We are currently considering moving to dedicated machines but only because of 2), otherwise we would happily be their customer for life.



> never really felt their management front-end was in urgent need of an update

Even when it was hacked multiple times and customer VPSs compromised e.g.

http://arstechnica.com/business/2012/03/bitcoins-worth-22800...

Nothing is worse than spending weeks securing every aspect of your VPS only to have incidents like this appear. And worst of all ? To this day Linode never clearly said what happened or what they did to prevent it happening again.


Not sure why this is being downvoted but the whole Linode hack incident was a huge factor for me to switch all my VPS's over to digital ocean.


I went to Vultr. DO's interface is just as bad if not worse than Linode's. :(


Its not that bad, it has been updated frequently though. Seems to be getting better.

I do remember it being quite lacking back in the day.


I haven't used DO since 2013 and I probably won't since I'm extremely happy with Vultr, but it's good to know that it's been improved!


I chose vultr over DO because DO used so many external web services to run their site. Every new page at their site required me to turn on 5 more domains in NoScript. Vultr only required me to enable their site. The performance at vultr was also very good for what I needed: test servers.


Why Vlutr and not something like Scaleway (https://www.scaleway.com/)?

I've recently switched from DO to Scaleway and would never go back.


Actually, I did try Scaleway when I saw them on HN like 9 months ago! I recompiled a Go program I was working on [1] for ARM and benched it against Linode.

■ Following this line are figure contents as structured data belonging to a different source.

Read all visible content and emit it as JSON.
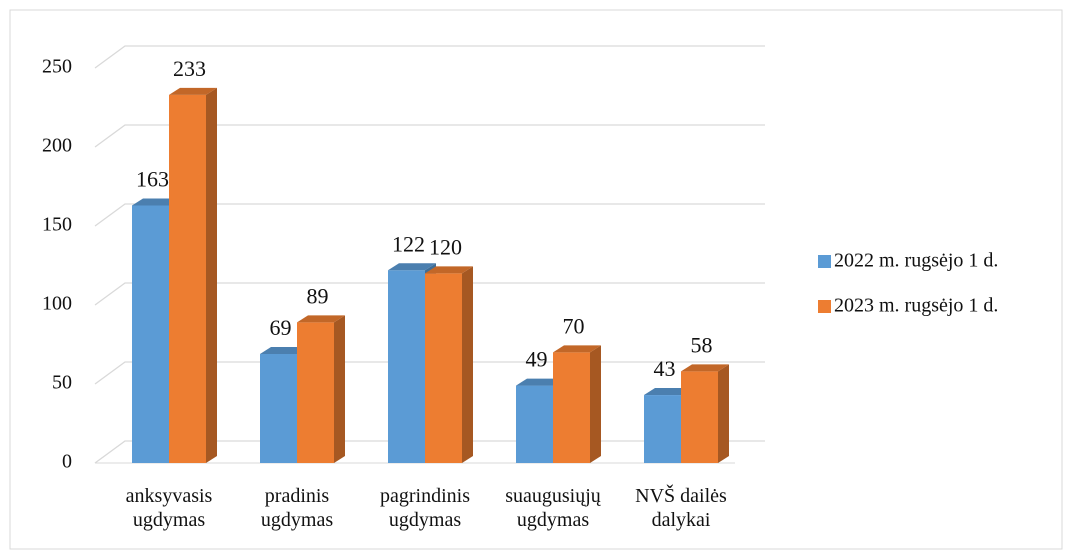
{
  "chart_data": {
    "type": "bar3d",
    "categories": [
      [
        "anksyvasis",
        "ugdymas"
      ],
      [
        "pradinis",
        "ugdymas"
      ],
      [
        "pagrindinis",
        "ugdymas"
      ],
      [
        "suaugusiųjų",
        "ugdymas"
      ],
      [
        "NVŠ dailės",
        "dalykai"
      ]
    ],
    "series": [
      {
        "name": "2022 m. rugsėjo 1 d.",
        "color": "#5b9bd5",
        "values": [
          163,
          69,
          122,
          49,
          43
        ]
      },
      {
        "name": "2023 m. rugsėjo 1 d.",
        "color": "#ed7d31",
        "values": [
          233,
          89,
          120,
          70,
          58
        ]
      }
    ],
    "ylim": [
      0,
      250
    ],
    "yticks": [
      0,
      50,
      100,
      150,
      200,
      250
    ],
    "grid": true,
    "legend": "right"
  }
}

It was literally 10x slower than Linode even after playing around with Go's concurrency level to find the fastest runtime, and even with the dataset in memory. :( ARM just wasn't the right arch for what I was doing.

I ended up going with Vultr because it has the $5 pricepoint for hosting tiny websites and tons of datacenter locations. Their CPU performance and network speed were great in my tests.

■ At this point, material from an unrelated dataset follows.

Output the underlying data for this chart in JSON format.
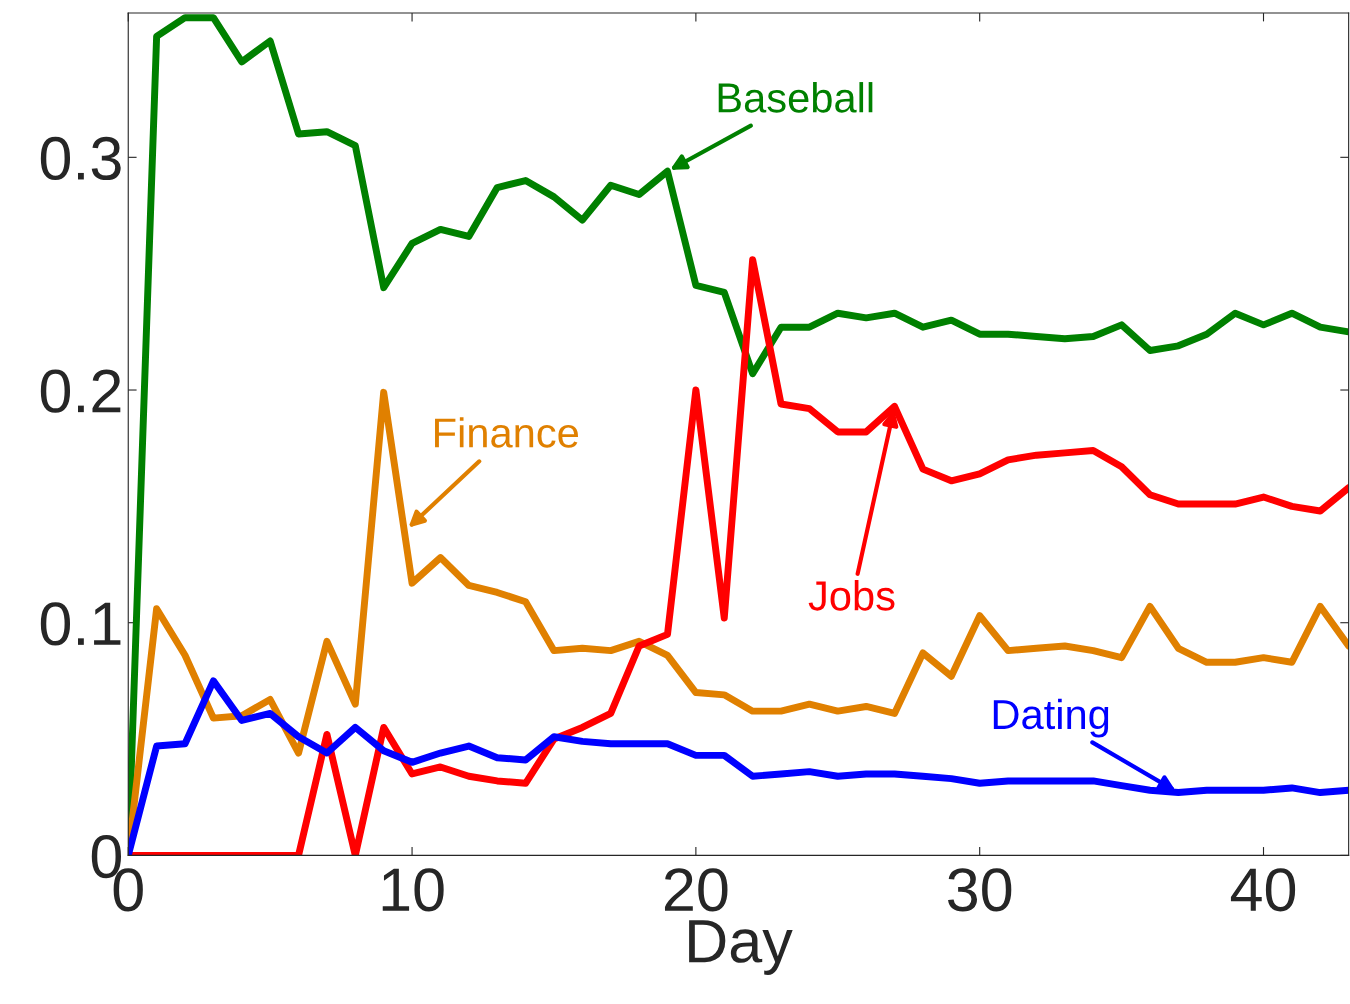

[1] https://github.com/robinsonstrategy/go_backtesting_simulator...


It "does the job" but it's not as pleasant to use as it could be. A lot of the navigation is pointless and confusing, information is often buried several levels deep, and there's missing information on some of the detail screens you need to go back to the main listing to find: Instance type is only shown on the main list, not the individual instance tab, for example.

If GitHub had never improved their site since they launched it would be awful. Every time they move things forward I'm happier to be a paying customer. With Linode I reluctantly use them, but for new projects I'm using other services that work better.


Same here, moving to a dedicated server from a Linode this week. For slightly under 2x the monthly cost I'm paying at Linode, I can get a dedicated server with 8x the memory, infinity more transfer on the same size pipe (unmetered 100Mbps connection), 20x more disk space, and 2x the CPU, and all dedicated so no worries about phantom performance problems related to other tenants. Lish &c are a big plus for virtualized nodes, but I think I'll live without it.